La cifra che la contraddistingueva come persona era la discrezione. Nel frastuono della vita intorno si muoveva con eleganza, evitando la competizione più urlata, la polemica tanto frequente pure nel mondo dell’arte. Leggerezza, eleganza, profondità e silenzio erano anche le qualità dei lavori di Jolanda Spagno.

Era, e duole davvero doverne dare notizia, perché Iolanda non c’è più. Ha combattuto, sempre con discrezione, la sua ultima battaglia contro il solito, troppo spesso invincibile male. Lasciando ora che a parlare di lei siano solo le sue opere, in gran parte di piccole dimensioni ma potenti, intime e silenziose ma capaci di entrare in empatia con l’osservatore ed emozionare.

Nata a Bari nel ’67, Spagno si era formata qui all’Accademia di Belle arti, che negli ultimi anni era tornata a frequentare per degli incarichi d’insegnamento. Tra gli artisti della sua generazione si era fatta notare molto presto sulla scena pugliese, nei primissimi anni 90. E pur avendo scelto di non lasciar la sua città, si era ben presto inserita in un circuito nazionale: seguita fin dagli esordi dalla galleria barese di Ninni Esposto e invitata più volte ad esporre da Rosalba Branà, direttrice del museo Pascali a Polignano, aveva partecipato a rassegne importanti come la XIV Quadriennale di Roma, la sezione Puglia del Padiglione Italia per la 54esima Biennale di Venezia, e molteplici mostre in spazi istituzionali e gallerie private, di recente anche in Cina.
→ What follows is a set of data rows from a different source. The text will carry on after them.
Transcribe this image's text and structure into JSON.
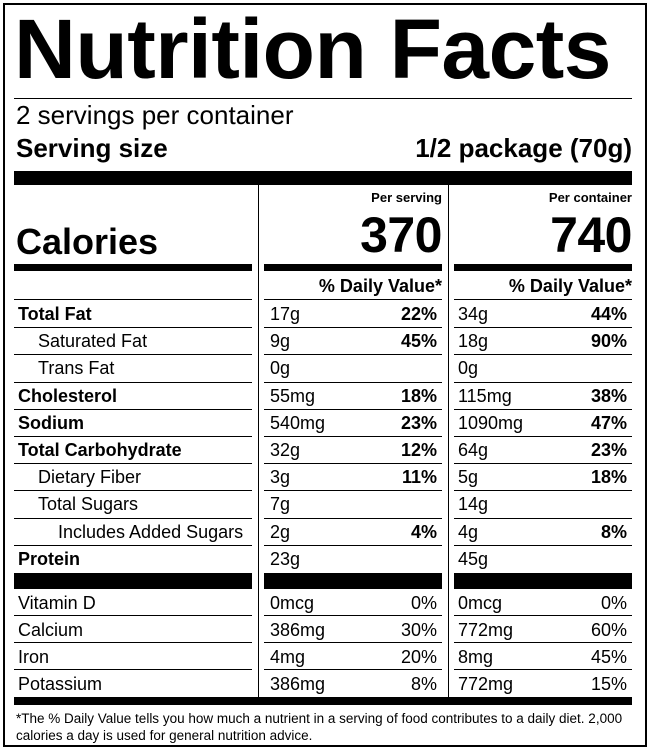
{
  "title": "Nutrition Facts",
  "servings_per_container": "2 servings per container",
  "serving_size": {
    "label": "Serving size",
    "value": "1/2 package (70g)"
  },
  "calories": {
    "label": "Calories",
    "per_serving_header": "Per serving",
    "per_container_header": "Per container",
    "per_serving": "370",
    "per_container": "740"
  },
  "daily_value_header": "% Daily Value*",
  "nutrients": [
    {
      "name": "Total Fat",
      "bold": true,
      "indent": 0,
      "serving_amount": "17g",
      "serving_dv": "22%",
      "container_amount": "34g",
      "container_dv": "44%"
    },
    {
      "name": "Saturated Fat",
      "bold": false,
      "indent": 1,
      "serving_amount": "9g",
      "serving_dv": "45%",
      "container_amount": "18g",
      "container_dv": "90%"
    },
    {
      "name": "Trans Fat",
      "bold": false,
      "indent": 1,
      "serving_amount": "0g",
      "serving_dv": "",
      "container_amount": "0g",
      "container_dv": ""
    },
    {
      "name": "Cholesterol",
      "bold": true,
      "indent": 0,
      "serving_amount": "55mg",
      "serving_dv": "18%",
      "container_amount": "115mg",
      "container_dv": "38%"
    },
    {
      "name": "Sodium",
      "bold": true,
      "indent": 0,
      "serving_amount": "540mg",
      "serving_dv": "23%",
      "container_amount": "1090mg",
      "container_dv": "47%"
    },
    {
      "name": "Total Carbohydrate",
      "bold": true,
      "indent": 0,
      "serving_amount": "32g",
      "serving_dv": "12%",
      "container_amount": "64g",
      "container_dv": "23%"
    },
    {
      "name": "Dietary Fiber",
      "bold": false,
      "indent": 1,
      "serving_amount": "3g",
      "serving_dv": "11%",
      "container_amount": "5g",
      "container_dv": "18%"
    },
    {
      "name": "Total Sugars",
      "bold": false,
      "indent": 1,
      "serving_amount": "7g",
      "serving_dv": "",
      "container_amount": "14g",
      "container_dv": ""
    },
    {
      "name": "Includes Added Sugars",
      "bold": false,
      "indent": 2,
      "serving_amount": "2g",
      "serving_dv": "4%",
      "container_amount": "4g",
      "container_dv": "8%"
    },
    {
      "name": "Protein",
      "bold": true,
      "indent": 0,
      "serving_amount": "23g",
      "serving_dv": "",
      "container_amount": "45g",
      "container_dv": ""
    }
  ],
  "vitamins": [
    {
      "name": "Vitamin D",
      "serving_amount": "0mcg",
      "serving_dv": "0%",
      "container_amount": "0mcg",
      "container_dv": "0%"
    },
    {
      "name": "Calcium",
      "serving_amount": "386mg",
      "serving_dv": "30%",
      "container_amount": "772mg",
      "container_dv": "60%"
    },
    {
      "name": "Iron",
      "serving_amount": "4mg",
      "serving_dv": "20%",
      "container_amount": "8mg",
      "container_dv": "45%"
    },
    {
      "name": "Potassium",
      "serving_amount": "386mg",
      "serving_dv": "8%",
      "container_amount": "772mg",
      "container_dv": "15%"
    }
  ],
  "footnote": "*The % Daily Value tells you how much a nutrient in a serving of food contributes to a daily diet. 2,000 calories a day is used for general nutrition advice."
}
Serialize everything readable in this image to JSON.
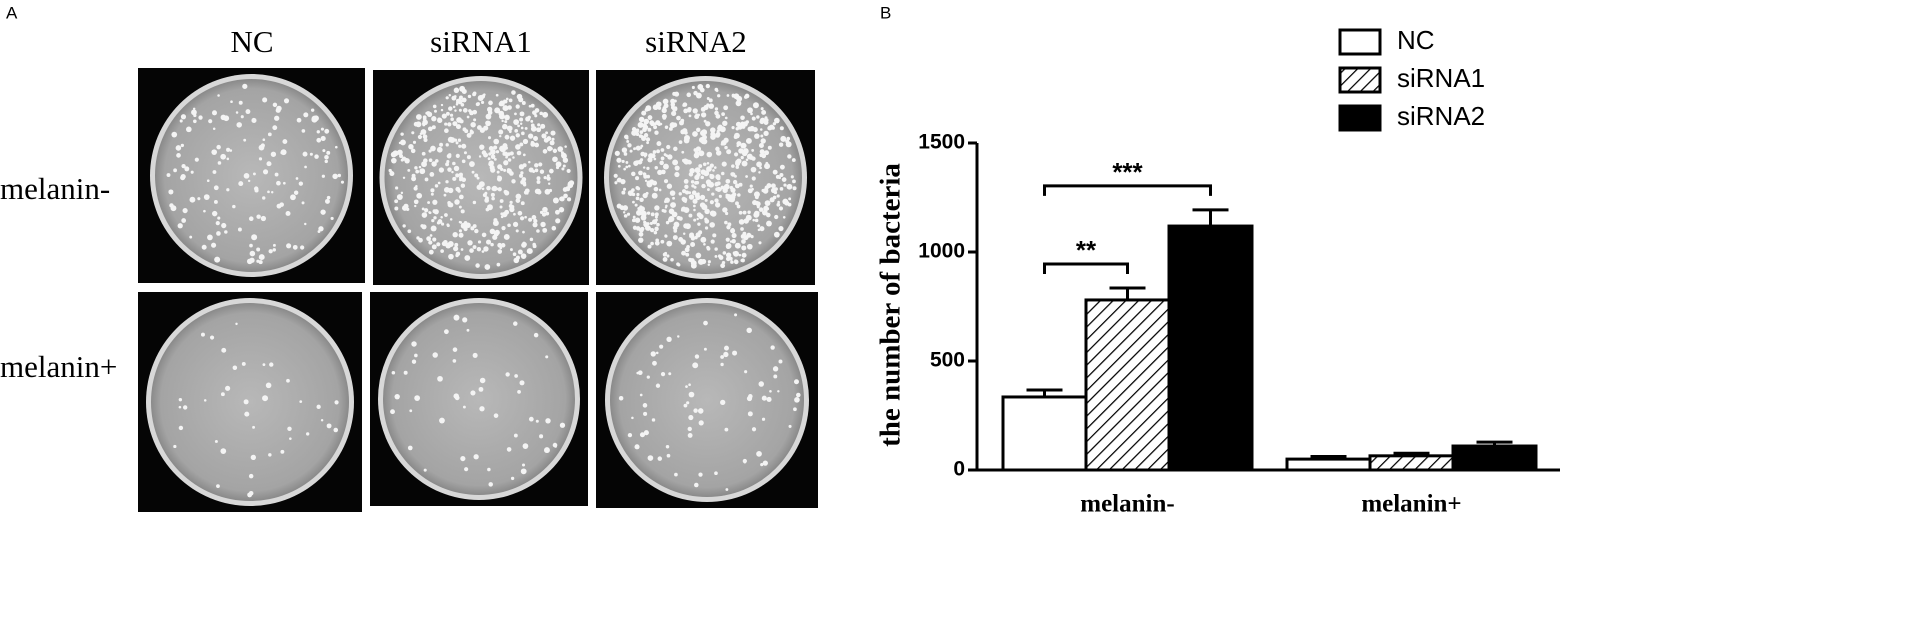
{
  "panel_a": {
    "label": "A",
    "columns": [
      "NC",
      "siRNA1",
      "siRNA2"
    ],
    "rows": [
      "melanin-",
      "melanin+"
    ]
  },
  "chart_data": {
    "type": "bar",
    "panel_label": "B",
    "y_label": "the number of bacteria",
    "categories": [
      "melanin-",
      "melanin+"
    ],
    "series": [
      {
        "name": "NC",
        "color": "#ffffff",
        "values": [
          335,
          50
        ],
        "errors": [
          32,
          12
        ]
      },
      {
        "name": "siRNA1",
        "color": "#ffffff",
        "pattern": "hatch",
        "values": [
          780,
          65
        ],
        "errors": [
          55,
          12
        ]
      },
      {
        "name": "siRNA2",
        "color": "#000000",
        "values": [
          1119,
          110
        ],
        "errors": [
          74,
          18
        ]
      }
    ],
    "annotations": [
      "**",
      "***"
    ],
    "ylim": [
      0,
      1500
    ],
    "yticks": [
      0,
      500,
      1000,
      1500
    ],
    "grid": false,
    "legend": "top-right"
  }
}
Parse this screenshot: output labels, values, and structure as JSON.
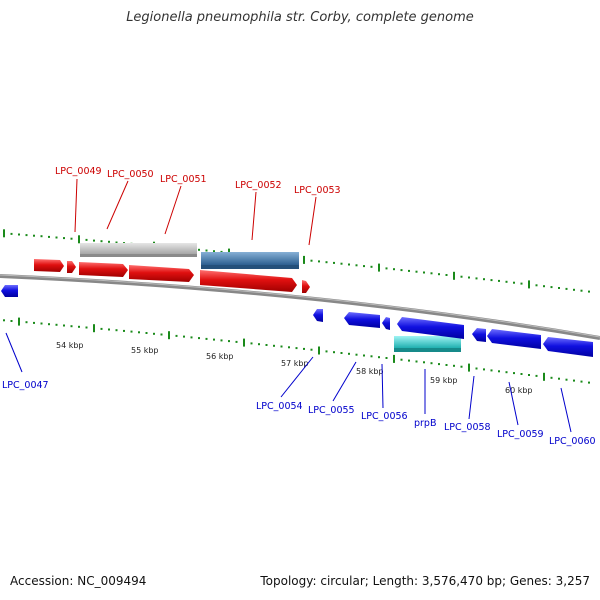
{
  "title": "Legionella pneumophila str. Corby, complete genome",
  "footer": {
    "accession": "Accession: NC_009494",
    "topology": "Topology: circular; Length: 3,576,470 bp; Genes: 3,257"
  },
  "colors": {
    "forward": "#e01010",
    "reverse": "#1010e0",
    "forward_label": "#cc0000",
    "reverse_label": "#0000cc",
    "tick": "#1a8a1a",
    "backbone": "#888888",
    "grey_feature": "#c8c8c8",
    "steel_feature": "#4a7fb0",
    "cyan_feature": "#30d0d0"
  },
  "scale_labels": [
    "54 kbp",
    "55 kbp",
    "56 kbp",
    "57 kbp",
    "58 kbp",
    "59 kbp",
    "60 kbp"
  ],
  "forward_genes": [
    "LPC_0049",
    "LPC_0050",
    "LPC_0051",
    "LPC_0052",
    "LPC_0053"
  ],
  "reverse_genes": [
    "LPC_0047",
    "LPC_0054",
    "LPC_0055",
    "LPC_0056",
    "prpB",
    "LPC_0058",
    "LPC_0059",
    "LPC_0060"
  ]
}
Merito di una ricerca incentrata sull’amore per una tecnica antichissima come il disegno, da lei attualizzato senza rinunciare alla manualità. Una tecnica che Spagno praticava con perizia estrema utilizzando la grafite, con progressive cancellazioni, per tratteggiare paesaggi siderali, vedute artiche e soprattutto volti. Tutti rigorosamente impostati sulle sfumature del bianco/nero e sospesi in spazi di metafisica attesa. Dove la definizione referenziale di partenza è contraddetta dal rimando latente a dimensioni altre.

Jolanda Spagno era solita amplificare l’incertezza percettiva anche attraverso l’inserimento di lenti e specchi capaci di creare giochi di luci e ombre, simulare sdoppiamenti, ingrandimenti, distorsioni, riflessioni, capovolgimenti. In queste scatole ottiche di sua invenzione, come in tutta la sua produzione, riusciva a unire in un personalissimo mix rigore mentale e illusione ottica, scienza e sogno. E, lavorando sugli inganni della percezione, a trasmettere l’ambiguità e la fragilità del vivere. Sempre con profondità ma, appunto, anche con leggerezza.